Encontró a su madre gesticulando, con las manos separadas, hablando de los asientos que se necesitaban.
Bo la miró y se dio unos toquecitos en el corazón.
—Entra en la habitación y el corazón se me acelera.
Reena arqueó las cejas.
—Será mejor que dejes un poco eso.
—Es mi primer día, podrías ser más comprensiva. Estábamos pensando en una mesa plegable. Así, tendrías tu mesa de tamaño normal y podrías abrirla cuando tengas una cena de compromiso o con la familia.
—Aún no sé lo que quiero. —«Sobre la mesa, sobre ti», pensó. «Sobre nada que no sea el trabajo»—. De verdad, no sé.
—Te prepararé unos diseños. Para poner en marcha los engranajes. Es la misma disposición que tengo yo en mí casa, así que puedo tomar las medidas allí. Este sitio tiene mucho potencial. —Le sonrió—. Un potencial ilimitado. Será mejor que me vaya.
—Tendrías que quedarte —objetó Bianca—. A comer.

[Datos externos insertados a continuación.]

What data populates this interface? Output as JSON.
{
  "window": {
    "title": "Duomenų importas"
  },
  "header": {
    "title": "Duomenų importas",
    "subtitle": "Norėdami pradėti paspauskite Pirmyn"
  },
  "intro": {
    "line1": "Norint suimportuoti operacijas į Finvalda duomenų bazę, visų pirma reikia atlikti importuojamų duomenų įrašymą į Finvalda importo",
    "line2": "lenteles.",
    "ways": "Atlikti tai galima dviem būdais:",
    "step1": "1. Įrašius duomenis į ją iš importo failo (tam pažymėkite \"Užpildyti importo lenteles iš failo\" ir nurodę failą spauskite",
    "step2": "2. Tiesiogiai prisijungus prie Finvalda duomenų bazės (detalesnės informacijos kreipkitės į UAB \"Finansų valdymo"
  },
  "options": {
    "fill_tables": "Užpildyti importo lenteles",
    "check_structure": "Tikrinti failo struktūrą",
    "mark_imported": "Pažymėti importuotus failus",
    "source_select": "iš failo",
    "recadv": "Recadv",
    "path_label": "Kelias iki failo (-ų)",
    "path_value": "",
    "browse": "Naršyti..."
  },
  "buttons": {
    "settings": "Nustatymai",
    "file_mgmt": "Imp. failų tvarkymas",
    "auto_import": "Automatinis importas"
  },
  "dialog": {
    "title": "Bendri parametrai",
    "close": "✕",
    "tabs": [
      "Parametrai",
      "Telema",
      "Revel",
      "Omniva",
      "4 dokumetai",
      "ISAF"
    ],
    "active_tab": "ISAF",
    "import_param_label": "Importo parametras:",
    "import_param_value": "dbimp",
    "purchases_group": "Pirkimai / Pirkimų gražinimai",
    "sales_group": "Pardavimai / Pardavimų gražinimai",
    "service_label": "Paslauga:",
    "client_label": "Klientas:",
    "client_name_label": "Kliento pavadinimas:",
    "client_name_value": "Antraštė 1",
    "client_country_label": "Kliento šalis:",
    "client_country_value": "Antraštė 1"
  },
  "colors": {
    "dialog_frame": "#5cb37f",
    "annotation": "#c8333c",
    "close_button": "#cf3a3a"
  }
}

—Gracias, otro día. Si necesitas algo —le dijo a Reena—, estoy aquí al lado. Te he apuntado mi número. —Se sacó una tarjeta del bolsillo—. El móvil está en la tarjeta, el número de casa te lo he apuntado detrás. Si necesitas lo que sea, llama.
—Vale, te acompaño fuera.
Él le devolvió el vaso de vino.
—No hace falta. Ya conozco el camino. Quédate con tu familia. Pero le tomo la palabra con lo de la comida, Bianca.
—Eso espero.
Bianca esperó hasta estar segura de que no podía oírla.
—Tiene buenos modales. Bonitos ojos. Tendrías que darle una oportunidad.
—Tengo su número. —Reena se lo guardó en el bolsillo—. Lo pensaré.